Optional equity curve plot (e.g. in a notebook):

import matplotlib.pyplot as plt
df["equity_curve"].plot(figsize=(10, 4), title="Equity Curve")
plt.xlabel("Date")
plt.ylabel("Equity")
plt.show()

8. Document and refactor#

Goal: End up with clean, reusable code and a short README so that you (or someone else) can run the backtest and understand what the strategy does and how to interpret the output.

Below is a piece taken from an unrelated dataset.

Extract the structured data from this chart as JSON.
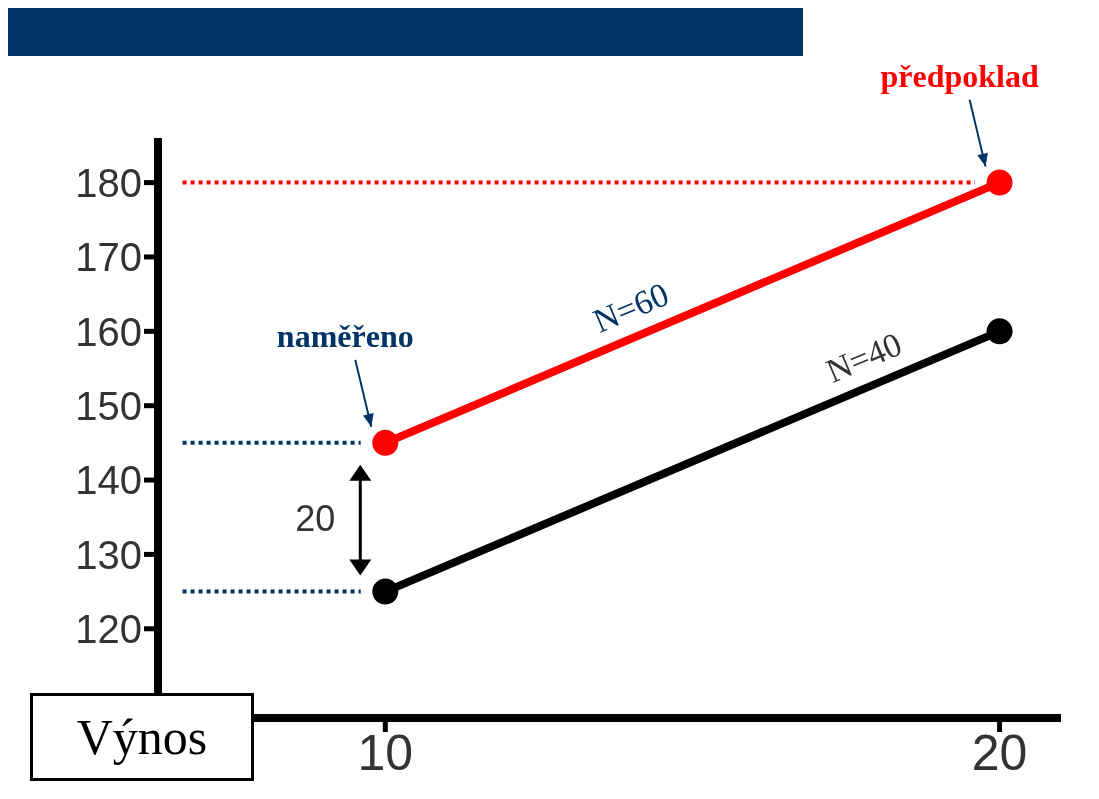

Why it matters: Good structure (e.g. separate modules for data, indicators, strategy, backtester, metrics, report) makes it easier to add a second strategy (e.g. momentum) or reuse the engine for the next project (e.g. paper‑trading bot).

Hints:

Try it: Organize your code into at least two or three modules and a main script. Write a README that covers setup, run instructions, and a brief strategy + metrics interpretation.

Show Solution

Example module layout:

  • backtesting/data.py — download & clean OHLCV
  • backtesting/indicators.py — SMA and other indicators
  • backtesting/strategy.py — signal logic (e.g. MA crossover)
  • backtesting/backtester.py — positions, returns, equity
  • backtesting/metrics.py — performance metrics
  • backtesting/report.py — text/plot reporting
  • run_backtest.py — wires everything and runs one backtest

Example run_backtest.py skeleton:

from datetime import date
import yfinance as yf
from backtesting.data import clean_ohlcv
from backtesting.indicators import add_sma
from backtesting.strategy import moving_average_crossover_signals
from backtesting.backtester import compute_positions_from_signals, compute_pnl_and_equity
from backtesting.metrics import total_return, annualized_return, annualized_volatility, sharpe_ratio, max_drawdown
from backtesting.report import print_summary

def main() -> None:
    ticker = "SPY"
    start_date = "2015-01-01"
    end_date = date.today().strftime("%Y-%m-%d")
    raw = yf.download(ticker, start=start_date, end=end_date, interval="1d", progress=False)
    df = clean_ohlcv(raw)
    df = add_sma(df, window=50, price_col="Close")
    df = add_sma(df, window=200, price_col="Close")
    df = moving_average_crossover_signals(df, short_col="SMA_50", long_col="SMA_200")
    df = compute_positions_from_signals(df)
    df = compute_pnl_and_equity(df, price_col="Close", initial_capital=100_000.0)
    metrics = {
        "total_return": total_return(df["strategy_return"]),
        "annualized_return": annualized_return(df["strategy_return"]),
        "annualized_volatility": annualized_volatility(df["strategy_return"]),
        "sharpe_ratio": sharpe_ratio(df["strategy_return"], risk_free_rate=0.0),
        "max_drawdown": max_drawdown(df["equity_curve"]),
    }
    print_summary(ticker=ticker, start_date=start_date, end_date=end_date,
                  strategy_name="Moving Average Crossover",
                  strategy_params={"short_window": 50, "long_window": 200},
                  metrics=metrics)

if __name__ == "__main__":
    main()

Using separate modules and small functions makes it easier to add new strategies and reuse the engine later.


9. Final tips for beginners#

If you can run one script (or one notebook) that completes this full pipeline and prints a sensible summary, you’ve achieved the core objective of this project.